A Athènes, 88% des annonces sur Airbnb correspondent à des logement entiers, selon Inside Airbnb, site internet d’analyse de la plateforme américaine. Le recours au marché locatif classique devient alors une solution.
Il permettra en outre d’assainir un marché immobilier, en déficit de locations à long terme en raison de l’explosion des appartements touristiques proposés sur Airbnb ces dernières années.
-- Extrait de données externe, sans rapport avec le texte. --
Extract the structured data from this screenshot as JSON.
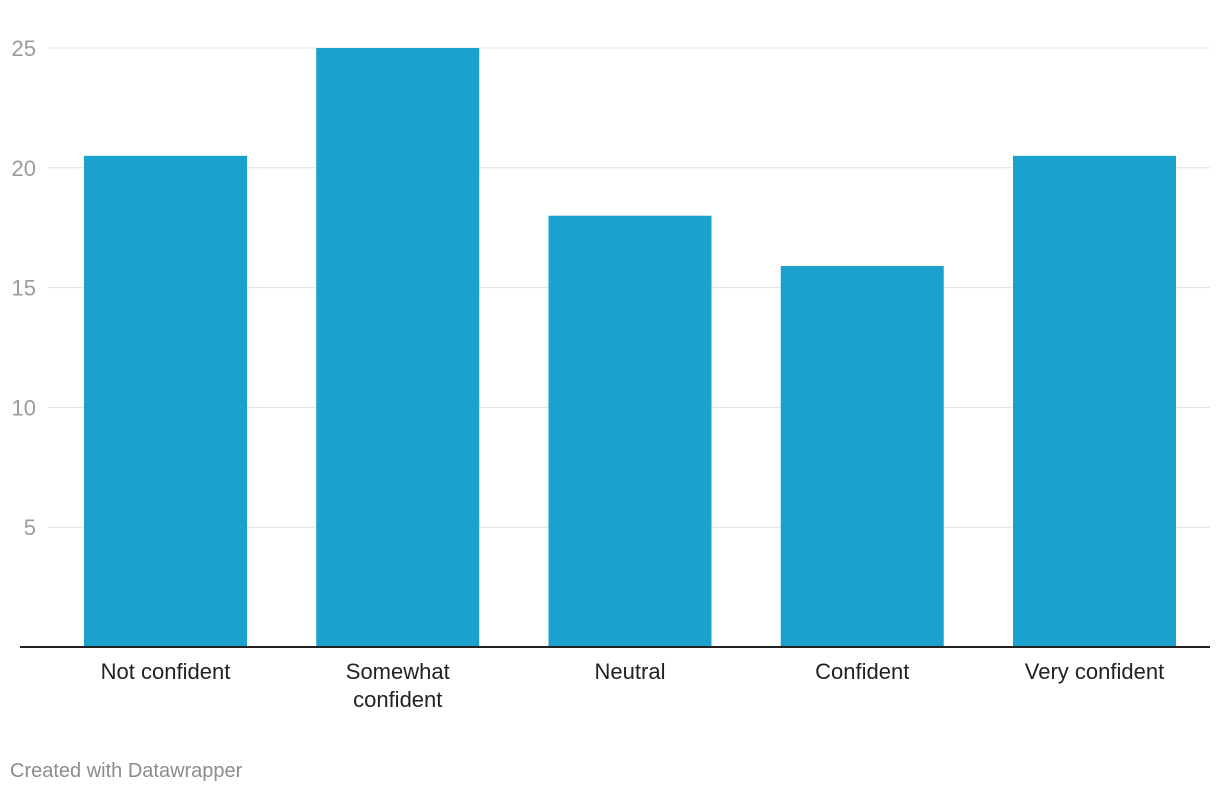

Pour M. Paradias, « le nettoyage qui va s’opérer avec la crise du Covid-19 est nécessaire ».
La plateforme américaine « durement touchée » par la pandémie a annoncé mardi le licenciement du quart de ses 7.500 salariés. « Nous traversons collectivement la crise la plus douloureuse de notre vie », a admis le patron d’Airbnb, Brian Chesky.
Airbnb, qui a son siège à San Francisco, affichera en 2020 un chiffre d’affaires « de moins de la moitié » de celui de 2019, et reconnaît ne pas savoir « quand les voyages reprendront ». « Quand ils l’auront fait, ce sera différent », estime Brian Chesky, qui promet de revenir aux « racines et aux bases » de l’entreprise.
Rebond attendu
Car pour beaucoup, l’appartement touristique, à la différence des hôtels, a encore des belles années devant lui, en permettant au client de s’isoler en toute sécurité.
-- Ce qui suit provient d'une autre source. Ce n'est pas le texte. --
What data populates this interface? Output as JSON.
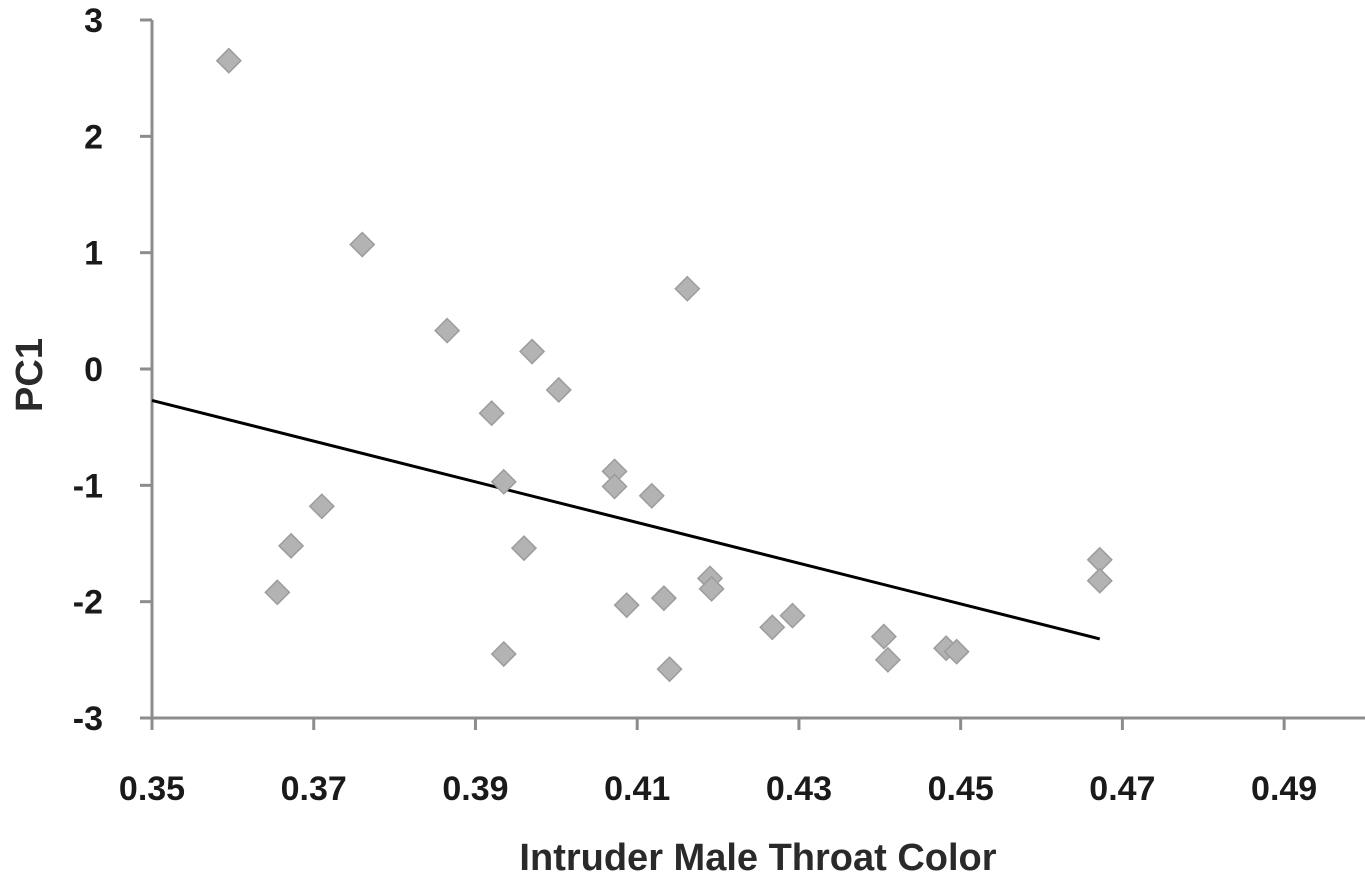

A Barcelone, Enrique Alcantara n’est pas inquiet pour l’avenir d’Airbnb et veut croire au « triomphe » de l’appartement touristique.
Le président d’Apartur, la fédération des associations d’appartements touristiques de Barcelone, prévoit une chute de 85% du chiffre d’affaires pour 2020. Mais il estime que l’appartement touristique « va s’adapter plus facilement aux nouveaux temps qui arrivent, aux nouveaux besoins des touristes, surtout en matière de sécurité ».
Pour l’heure, les nuitées en appartements touristiques ont chuté de 65,5% en mars en Espagne, selon l’Institut national de la statistique.
« Les voyageurs vont privilégier des appartements privés pour se sentir plus en sécurité par rapport à des hôtels où ils se retrouveront en interaction avec plus de monde », estime Stratos Paradias, président de la Fédération Hellénique de la Propriété (POMIDA) et de l’Union Internationale de la Propriété Immobilière (UIPI).
« Les appartements qui vont réussir à rester sur le marché courte durée devraient même bien rebondir », pense M. Paradias, car « la Grèce, considérée comme l’un des pays sûrs grâce à sa gestion du Covid, devrait bénéficier d’un retour des touristes plus rapide qu’ailleurs ».
En France également, Airbnb s’attend à voir les réservations repartir en flèche cet été grâce à la clientèle domestique, car les Français passeront leurs vacances dans leur pays.Si « l’activité est minimale actuellement en raison des mesures de confinement », Aurélien Pérol, directeur de la communication d’Airbnb France, estime que « le climat d’incertitude sur les modalités exactes du déconfinement va favoriser les réservations de dernière minute ».